The extraordinary true story of eccentric British artist Louis Wain (Benedict Cumberbatch), whose playful, sometimes even psychedelic pictures helped to transform the public’s perception of cats forever. Moving from the late 1800s through to the 1930s, we follow the incredible adventures of this inspiring, unsung hero, as he seeks to unlock the “electrical” mysteries of the world and, in so doing, to better understand his own life and the profound love he shared with his wife Emily Richardson (Claire Foy).
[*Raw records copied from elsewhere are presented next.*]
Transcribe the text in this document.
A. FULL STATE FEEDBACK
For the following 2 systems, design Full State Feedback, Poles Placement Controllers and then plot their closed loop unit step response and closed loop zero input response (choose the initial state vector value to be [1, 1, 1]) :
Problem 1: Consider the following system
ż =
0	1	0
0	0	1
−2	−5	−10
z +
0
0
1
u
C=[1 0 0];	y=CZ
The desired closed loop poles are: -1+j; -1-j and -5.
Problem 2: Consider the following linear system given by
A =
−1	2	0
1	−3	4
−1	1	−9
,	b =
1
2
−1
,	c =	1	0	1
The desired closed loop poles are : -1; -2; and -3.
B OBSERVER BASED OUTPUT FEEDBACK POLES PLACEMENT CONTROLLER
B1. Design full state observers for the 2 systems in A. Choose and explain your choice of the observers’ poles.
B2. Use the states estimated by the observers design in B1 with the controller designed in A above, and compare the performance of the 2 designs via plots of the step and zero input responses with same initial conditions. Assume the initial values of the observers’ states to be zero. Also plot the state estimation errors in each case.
Wain was best known for his drawings, which consistently featured anthropomorphized large-eyed cats and kittens. Later in life, he was confined to mental institutions and was alleged to have suffered from schizophrenia. This claim is disputed among specialists. According to some psychiatrists, the onset of schizophrenia can be seen in his works.
Cumberbatch portrays an illustrator who is lonely, until he meets Emily, who is hired to be the governess for his five sisters. His father has died, his mother is ailing, and he is thisclose to poor. He is looking for work; his sometimes boss at the local newspaper views his behavior as imbecilic and once told him that he had “niggly peculiar foibles.” He can’t really afford a governess, but his sisters need structured learning and discipline. Emily, played by Claire Foy, is smitten with Louis, as he is with her. It is sort of like an electricity that briefly flows through the couple at dinner, and next comes the wedding.
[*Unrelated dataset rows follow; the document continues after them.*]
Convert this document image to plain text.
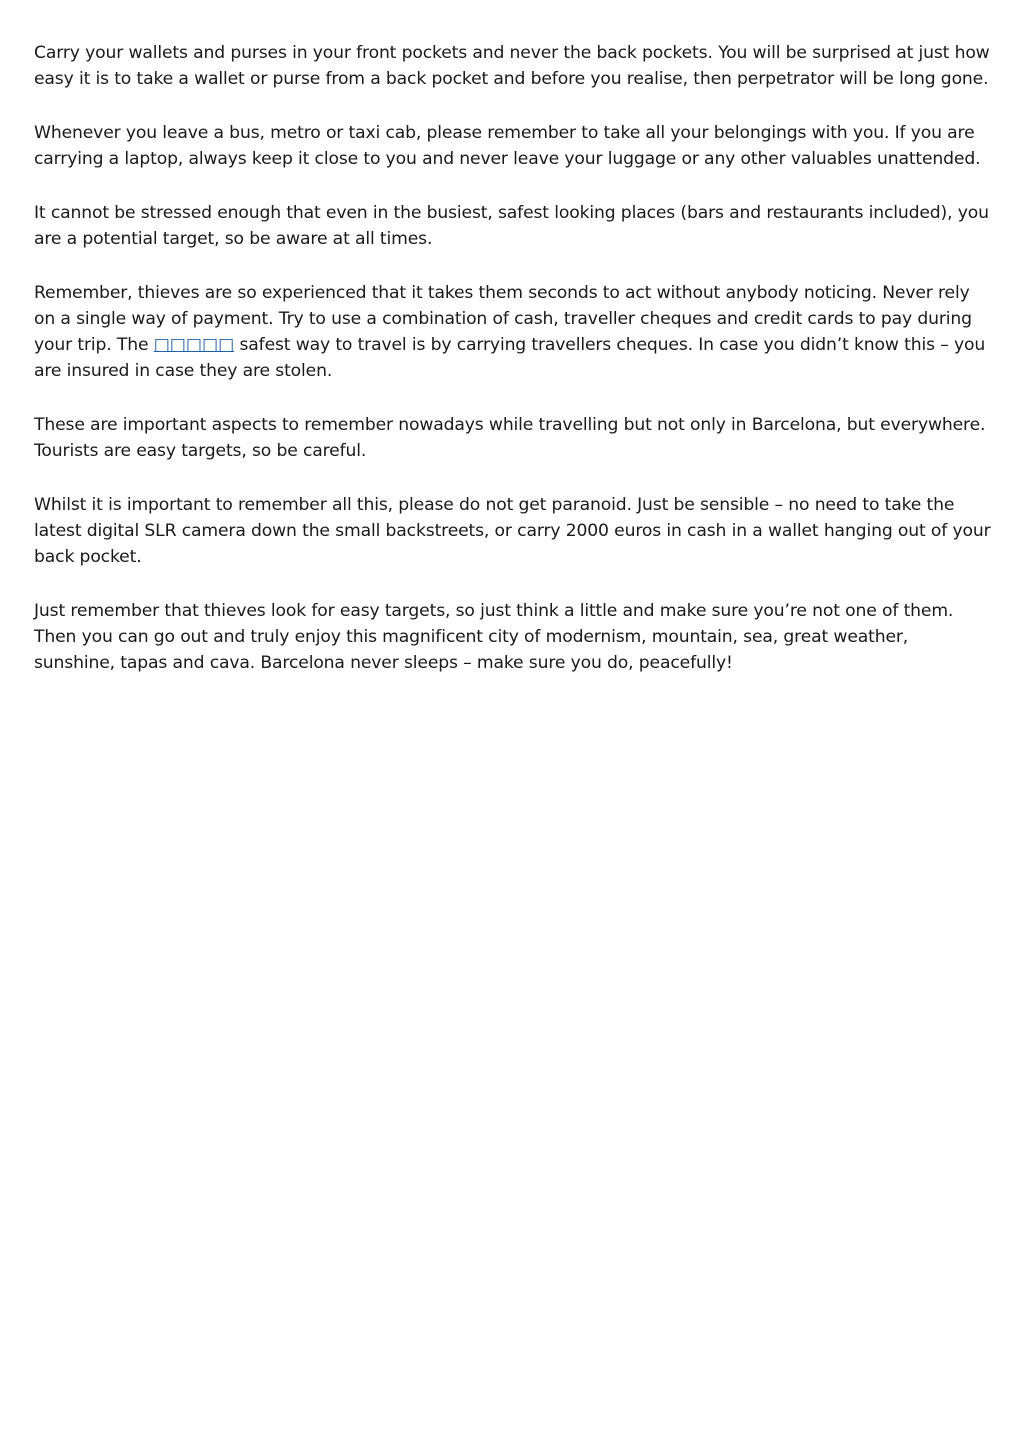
Carry your wallets and purses in your front pockets and never the back pockets. You will be surprised at just how easy it is to take a wallet or purse from a back pocket and before you realise, then perpetrator will be long gone.

Whenever you leave a bus, metro or taxi cab, please remember to take all your belongings with you. If you are carrying a laptop, always keep it close to you and never leave your luggage or any other valuables unattended.

It cannot be stressed enough that even in the busiest, safest looking places (bars and restaurants included), you are a potential target, so be aware at all times.

Remember, thieves are so experienced that it takes them seconds to act without anybody noticing. Never rely on a single way of payment. Try to use a combination of cash, traveller cheques and credit cards to pay during your trip. The □□□□□ safest way to travel is by carrying travellers cheques. In case you didn’t know this – you are insured in case they are stolen.

These are important aspects to remember nowadays while travelling but not only in Barcelona, but everywhere. Tourists are easy targets, so be careful.

Whilst it is important to remember all this, please do not get paranoid. Just be sensible – no need to take the latest digital SLR camera down the small backstreets, or carry 2000 euros in cash in a wallet hanging out of your back pocket.

Just remember that thieves look for easy targets, so just think a little and make sure you’re not one of them. Then you can go out and truly enjoy this magnificent city of modernism, mountain, sea, great weather, sunshine, tapas and cava. Barcelona never sleeps – make sure you do, peacefully!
His choice of wife is scrutinized by his family but more importantly the townspeople, because he has basically married the help. But this doesn’t bother Wain, and he seems to thrive after he’s married and the couple find a stray cat. That is when all the magic begins. But the happiness is short lived, as Emily is diagnosed with breast cancer. But even in her death, while Wain attempts to keep their electrical connection, his work becomes more exaggerated and valuable. His pain and loss manifest themselves as a fuel to keep him going—and even better and with even more cats in tow.
I look at “The Electrical Life of Louis Wain” as a look at a man who some may have thought was suffering from schizophrenia in the end as a joyous look into a man who was obsessed with drawing, and his obsession just happened to center on cats.
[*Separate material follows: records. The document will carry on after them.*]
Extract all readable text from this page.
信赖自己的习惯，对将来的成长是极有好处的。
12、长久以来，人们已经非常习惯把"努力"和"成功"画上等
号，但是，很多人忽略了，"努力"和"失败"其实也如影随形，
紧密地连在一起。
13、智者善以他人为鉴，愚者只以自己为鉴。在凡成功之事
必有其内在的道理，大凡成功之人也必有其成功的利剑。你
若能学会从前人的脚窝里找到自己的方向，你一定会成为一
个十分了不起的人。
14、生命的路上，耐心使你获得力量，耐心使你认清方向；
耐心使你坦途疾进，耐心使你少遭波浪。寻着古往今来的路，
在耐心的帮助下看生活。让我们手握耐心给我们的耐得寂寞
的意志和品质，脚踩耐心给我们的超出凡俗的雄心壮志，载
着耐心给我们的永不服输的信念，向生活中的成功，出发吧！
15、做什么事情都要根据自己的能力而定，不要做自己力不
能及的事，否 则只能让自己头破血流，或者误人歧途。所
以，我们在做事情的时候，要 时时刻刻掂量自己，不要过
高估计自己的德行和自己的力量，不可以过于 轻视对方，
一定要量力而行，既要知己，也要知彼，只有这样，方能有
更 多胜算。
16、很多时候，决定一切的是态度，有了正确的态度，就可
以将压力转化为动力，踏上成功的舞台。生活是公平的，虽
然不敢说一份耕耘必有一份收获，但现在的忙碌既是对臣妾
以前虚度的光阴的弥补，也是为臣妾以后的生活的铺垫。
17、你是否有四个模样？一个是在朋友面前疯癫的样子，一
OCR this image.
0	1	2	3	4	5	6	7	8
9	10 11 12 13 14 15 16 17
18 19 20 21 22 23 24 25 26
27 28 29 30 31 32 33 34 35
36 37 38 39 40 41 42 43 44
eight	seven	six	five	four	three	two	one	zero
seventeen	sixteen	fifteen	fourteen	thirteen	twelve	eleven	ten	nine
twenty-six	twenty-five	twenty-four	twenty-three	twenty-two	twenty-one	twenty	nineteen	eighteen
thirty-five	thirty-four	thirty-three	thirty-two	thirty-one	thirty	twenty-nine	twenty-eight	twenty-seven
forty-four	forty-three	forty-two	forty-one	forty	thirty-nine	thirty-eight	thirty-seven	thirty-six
I am not saying that it wasn’t a sad look into Wain’s life—because the ending will tear you up. But it was a delightful adventure—complemented by beautiful landscapes—into the mind of a man who saw the world differently, and thereby historically positioned cats for a purrfectly fine better world view. Up until then, cats were considered just useful for snatching and devouring rats. And, again, as in many other movie roles in which Cumberbatch has played, he is magnificent in this role.
From Amazon Studios, “The Electrical Life of Louis Wain” is in theatres on October 22; notably at Landmark Century Centre Cinema, Addison 21 and others. It streams on Amazon Prime Video on November 5.